Photo: Irena Schulz
This is YouTube personality Snowball the dancing parrot.
Internet videos of cute animals doing surprising things can sometimes lead to research that expands scientific knowledge. Such was the case with Snowball, better known on YouTube as the dancing parrot.
Ed Yong writes at the Atlantic, “Before he became an internet sensation, before he made scientists reconsider the nature of dancing, before the children’s book and the Taco Bell commercial, Snowball was just a young parrot, looking for a home.
“His owner had realized that he couldn’t care for the sulfur-crested cockatoo any longer. So in August 2007, he dropped Snowball off at the Bird Lovers Only rescue center in Dyer, Indiana — along with a Backstreet Boys CD, and a tip that the bird loved to dance. Sure enough, when the center’s director, Irena Schulz, played ‘Everybody,’ Snowball ‘immediately broke out into his headbanging, bad-boy dance,’ she recalls. She took a grainy video, uploaded it to YouTube, and sent a link to some bird-enthusiast friends. Within a month, Snowball became a celebrity. When a Tonight Show producer called to arrange an interview, Schulz thought it was a prank.
“Among the video’s 6.2 million viewers was Aniruddh Patel, and he was was blown away. Patel, a neuroscientist, had recently published a paper asking why dancing [was rare in animals.] …
“Patel reasoned that dancing requires strong connections between brain regions involved in hearing and movement, and that such mental hardware would only exist in vocal learners — animals that can imitate the sounds they hear. …
“In 2008, he tested Snowball’s ability to keep time with versions of ‘Everybody’ that had been slowed down or sped up. In almost every case, the parrot successfully banged his head and lifted his feet in time. Much like human children, he often went off beat, but his performance was consistent enough to satisfy Patel. …

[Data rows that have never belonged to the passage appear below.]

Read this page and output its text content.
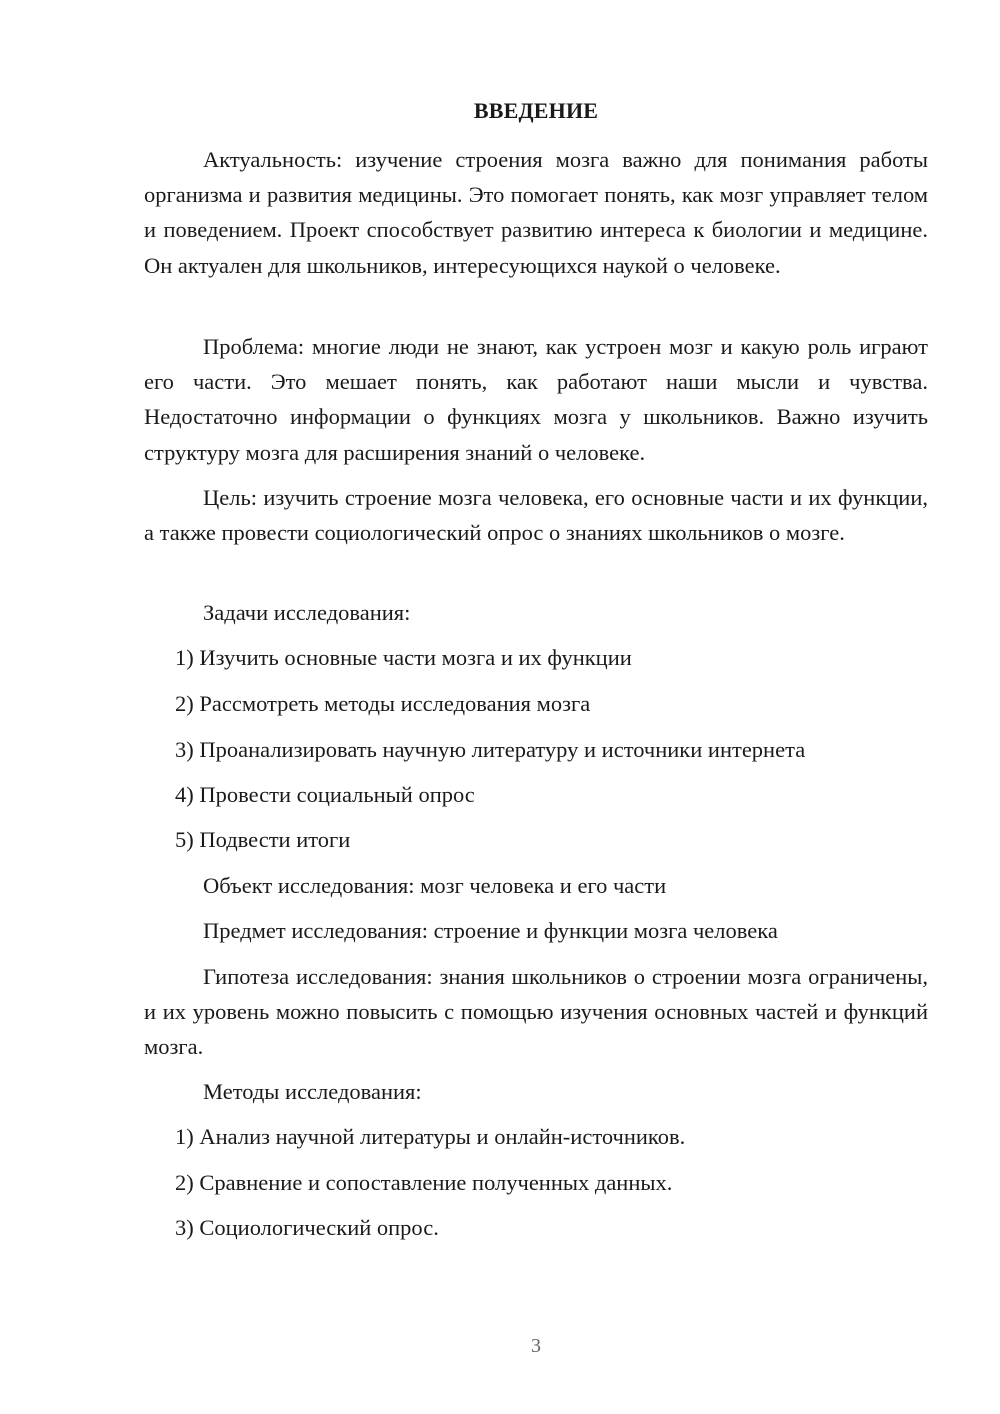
ВВЕДЕНИЕ

Актуальность: изучение строения мозга важно для понимания работы организма и развития медицины. Это помогает понять, как мозг управляет телом и поведением. Проект способствует развитию интереса к биологии и медицине. Он актуален для школьников, интересующихся наукой о человеке.

Проблема: многие люди не знают, как устроен мозг и какую роль играют его части. Это мешает понять, как работают наши мысли и чувства. Недостаточно информации о функциях мозга у школьников. Важно изучить структуру мозга для расширения знаний о человеке.

Цель: изучить строение мозга человека, его основные части и их функции, а также провести социологический опрос о знаниях школьников о мозге.

Задачи исследования:
1) Изучить основные части мозга и их функции
2) Рассмотреть методы исследования мозга
3) Проанализировать научную литературу и источники интернета
4) Провести социальный опрос
5) Подвести итоги
Объект исследования: мозг человека и его части
Предмет исследования: строение и функции мозга человека

Гипотеза исследования: знания школьников о строении мозга ограничены, и их уровень можно повысить с помощью изучения основных частей и функций мозга.

Методы исследования:
1) Анализ научной литературы и онлайн-источников.
2) Сравнение и сопоставление полученных данных.
3) Социологический опрос.
3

“Meanwhile, Snowball was going through his own dance dance revolution. Schulz kept exposing him to new music, and learned that he likes Pink, Lady Gaga, Queen, and Bruno Mars. He favored songs with a strong 4/4 beat, but could also cope with the unorthodox 5/4 time signature of Dave Brubeck’s ‘Take Five.’ …
“In 2008, Patel’s undergraduate student R. Joanne Jao Keehn filmed these moves, while Snowball danced to ‘Another One Bites the Dust’ and ‘Girls Just Want to Have Fun.’ And recently [she] she combed through the muted footage and cataloged 14 individual moves (plus two combinations). Snowball strikes poses. He body rolls, and swings his head through half circles, and headbangs with a raised foot. …
“His initial headbangs and foot-lifts are movements that parrots naturally make while walking or courting. But his newer set aren’t based on any standard, innate behaviors. He came up with them himself, and he uses them for different kinds of music. …
“Snowball’s abilities are all the more impressive because they’re so rare. Ronan the sea lion, for example, was recently filmed bobbing her head to music (including, again, the Backstreet Boys), but she was trained. And when [another researcher, Adena Schachner,] combed through thousands of YouTube videos in search of animals that could be charitably described as dancing, she found only 15 species that fit the bill. One was the Asian elephant, which sometimes sways and swings its trunk to music. The other 14 species were parrots.”